Mas a instalação não acabava ali. Havia ainda a estrada, o longo caminho até ao outro lado, onde os prédios rangiam nas estruturas, à beira de ceder.

A cidade balouçava ao vento quando os meus olhos esvoaçaram sobre a neblina matinal que me guiaria os passos. Atravessei a rua e caminhei ao longo de dois quarteirões até chegar ao sítio onde me recordava de ter estacionado o automóvel num fim de tarde do mês anterior.

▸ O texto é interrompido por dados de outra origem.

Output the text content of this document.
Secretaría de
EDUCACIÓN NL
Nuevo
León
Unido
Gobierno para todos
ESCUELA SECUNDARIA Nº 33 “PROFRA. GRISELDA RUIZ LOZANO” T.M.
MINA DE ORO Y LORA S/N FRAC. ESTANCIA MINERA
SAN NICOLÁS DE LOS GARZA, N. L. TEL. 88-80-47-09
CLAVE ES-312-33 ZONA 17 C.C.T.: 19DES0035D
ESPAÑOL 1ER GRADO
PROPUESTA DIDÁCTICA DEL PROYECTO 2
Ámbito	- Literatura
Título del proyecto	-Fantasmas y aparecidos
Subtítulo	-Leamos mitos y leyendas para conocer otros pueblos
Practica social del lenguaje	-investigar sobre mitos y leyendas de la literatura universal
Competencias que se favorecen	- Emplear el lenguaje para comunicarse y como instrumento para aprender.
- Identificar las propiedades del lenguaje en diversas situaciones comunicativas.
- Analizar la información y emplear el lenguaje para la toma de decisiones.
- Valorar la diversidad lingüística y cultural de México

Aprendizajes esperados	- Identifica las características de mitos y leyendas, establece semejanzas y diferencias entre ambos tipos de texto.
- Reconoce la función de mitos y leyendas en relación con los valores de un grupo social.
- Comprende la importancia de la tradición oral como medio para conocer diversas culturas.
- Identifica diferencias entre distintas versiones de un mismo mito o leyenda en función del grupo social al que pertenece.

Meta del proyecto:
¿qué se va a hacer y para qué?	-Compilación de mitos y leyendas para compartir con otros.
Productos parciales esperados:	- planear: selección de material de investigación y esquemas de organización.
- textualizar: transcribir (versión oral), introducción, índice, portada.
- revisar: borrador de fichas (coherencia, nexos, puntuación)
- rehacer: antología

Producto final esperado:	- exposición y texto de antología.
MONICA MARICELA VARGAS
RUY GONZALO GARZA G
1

Lá estava ele. Entrei e arranquei, com o maior dos vagares, por entre os veículos que corriam estremunhados através da sombra compacta dos edifícios.

Atravessei a ponte e continuei em frente, ultrapassando placas atrás de placas, que apontavam direcções, nomes de lugares, caminhos alternativos.

Manter-me-ia ao volante durante horas e dias, sem sair da rota em que entrara, até que a névoa da minha última instalação deixasse de me perseguir, agarrada ao pára-choques do veículo como um cadáver que se ia desfazendo sobre o asfalto.

Sempre que me detinha com o fim de encher o depósito de combustível, aproveitava para verificar o estado dos filamentos que se me haviam dependurado no carro e que o alcatrão se encarregava de decepar com persistência e método.



Dias depois, a estrada ondulava à minha frente por dentro de uma claridade vaga que me fazia perder a noção das distâncias. O carro mantinha uma velocidade tão estável que a certa altura parecia ter parado no tempo.

Senti uma pressão nos ouvidos e um ligeiro zunido que me acompanhava na viagem sem solavancos ao longo de quilómetros sem fim.

Certa manhã, deparei-me com uma invasão de insectos que esvoaçavam endoidecidos dentro do automóvel, colando-se-me à pele e à roupa suada.

Insectos era o sinal que eu esperava. O sinal que desconhecia, mas que esperava, pacientemente, desde que abandonara a casa onde dormira ao lado de cadáveres tão cadáveres que até respiravam.

Os insectos queriam dizer que chegara a hora de mudar de rumo, que o perigo já não era tão ameaçador, que eu devia tomar outra direcção e procurar guarida, algures.

Não tive a certeza de perceber bem o que se passava, mas continuei. Sem me preocupar com as instruções da placa que apontava a saída, abrandei, guinei para a direita, fiz-me à curva, parei no semáforo vermelho, esperei, arranquei no verde, sempre com os insectos zunindo ferozmente à minha volta.

Prossegui por uma artéria secundária. Ao fim de pouco mais de um quilómetro, encontrei ligação a um caminho de terra. O destino metia-se-me pelos olhos dentro. Segui-o sem hesitar. Acelerei. Desapareci sob um rasto de poeira.